Ma quanto si sente lontano Sighel dal canadese? Nella prima settimana in Corea un pochino, meno nella seconda, però al momento si può superare, non è quello di Montrèal né quello che c’era in Asia. Ha tanta sicurezza, gli altri lo temono così tanto che a volte manco ci provano ad attaccarlo, facendo un po’ il suo gioco. I cartellini gialli che ha sono pesanti, quelli nei 500 è stata una casualità perché il giapponese ha allargato l’entrata per difendersi sull’olandese, lui si è ritrovato nella sua traiettoria. Ne ha presi comunque due, due gialli in un weekend significa rosso, infatti la staffetta non l’ha gareggiata. Ora la commissione si deve riunire per capire se deve saltare una gara; non credo succederà, ma sono cose che comunque ti condizionano”.
Il nativo di Trento ha poi parlato nuovamente delle sorelle Velzeboer, rimarcando la loro formazione nello short track: “Loro sono improntate sullo short track, hanno fatto solo quello secondo me. Io ho fatto qualcosa in pista lunga e non le ho mai viste, se l’hanno fatta, significa che ne hanno fatta poca. Vengono da una squadra di Utrecht dove hanno tirato fuori una serie di campioni. Quindi loro lo fanno da sempre e vengono da un club che ha alzato tanto il livello, il traino della nostra generazione”.

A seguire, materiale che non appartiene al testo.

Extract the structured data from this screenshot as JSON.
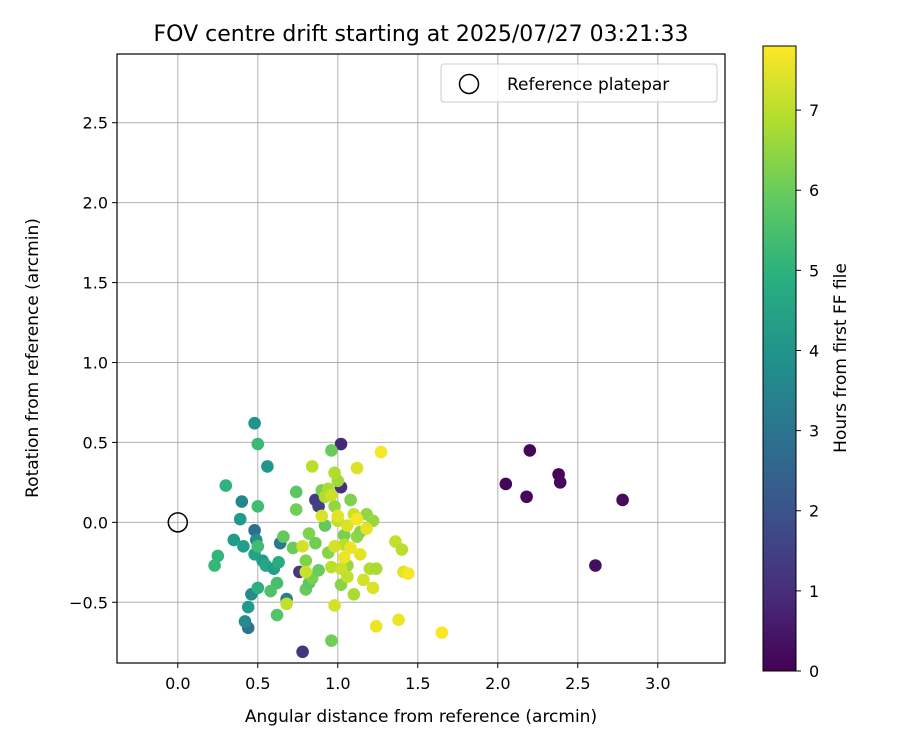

Infine, non poteva mancare una domanda sulle ambizioni in vista di Milano Cortina 2026: “A Pechino non avevo nulla da perdere, avevo quella libertà mentale che è invece un vantaggio rispetto a chi è consapevole di potersi giocare qualcosa. L’approccio è diverso. Posso trarre vantaggio dal calendario. Nel 2022 pensavo di patirlo, invece non è andata così. Mentalmente però ti schianta tra attenzione mediatica, pressione. Stai in ballo dieci giorni in una bolla dove sei bombardato da una parte e dell’altra. Ma fisicamente non mi dispiace. E’ importante non mollare e tenere i nervi saldi per 10 giorni; mi chiedono sempre di Milano Cortina, io vado lì per provare a vincere la medaglia, inutile dare risposte ipocrite. Mi sento responsabile di me stesso e ovviamente l’approccio mentale fa la differenza, a Pechino ero libero. Magari faccio tre qualificazioni, tre penalty, tre cadute ed è finita. Le Olimpiadi sono così“.